A frame narrative is a literary technique used to contain an embedded narrative, a story within a story, to provide the reader with context about the main narrative. A frame narrative, also known as a framing narrative or a frame story, might be found in the beginning, middle or end of the story. It can also act like a link that connects many stories together.
By allowing the writer to present a story within a story, a frame narrative leads the reader from the first story into another one, which is within the overall story. This guidance allows the frame narrative to establish the context for the embedded narrative, and, more specifically, call attention to the situation of how the story is told. The resulting effect of the guidance is that the frame narrative allows the writer to create the context for how the narrative should be interpreted.
One thing a frame narrative does is change the point of view from which the story is presented. In other words, a frame narrative offers the reader multiple points of view within the same story. For example, in Mary Shelley’s “Frankenstein,” the narrator, who is also a character within the story, tells the story that makes up the novel. The effect is that the reader is presented with multiple perspectives of the story within one text, and these multiple perspectives provide the reader with more information about the characters including their motivations, thoughts and feelings.

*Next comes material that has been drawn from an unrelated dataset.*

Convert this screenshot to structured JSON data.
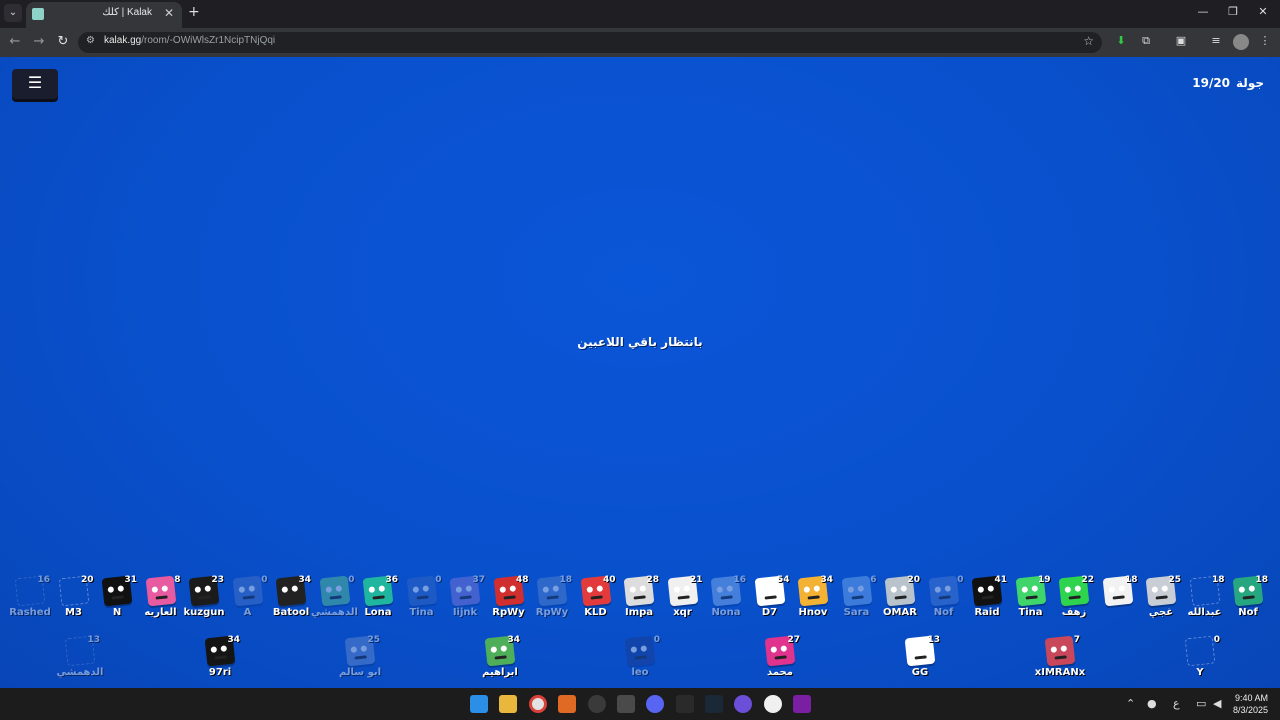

A frame narrative also allows the writer to incorporate a set of smaller narratives into one overall story. In general, a story within a main story is used to sum up some aspect of the framing story. For example, in “The Book of the One Thousand and One Nights,” the narrator, who is also a character in the story, relates a number of fairy tales to another character. The overall effect of this type of frame narration is to tie all of the stories together to present the reader with one collection of related tales.
Multiple Levels of Meaning
Overall, frame narratives are used to provide the reader with multiple levels of meaning. Whether a narrative contains one embedded narrative or a series of related stories, the framing of a narrative creates opportunities for multiple levels of interpretation. For instance, a frame may expand or shrink the distance between the reader and the story, change the reader’s sense of what is and what is not important, or imply certain sociological, political or ethical consequences that reach beyond the text into the outside world. All of these effects of frame narratives give stories different levels of meaning.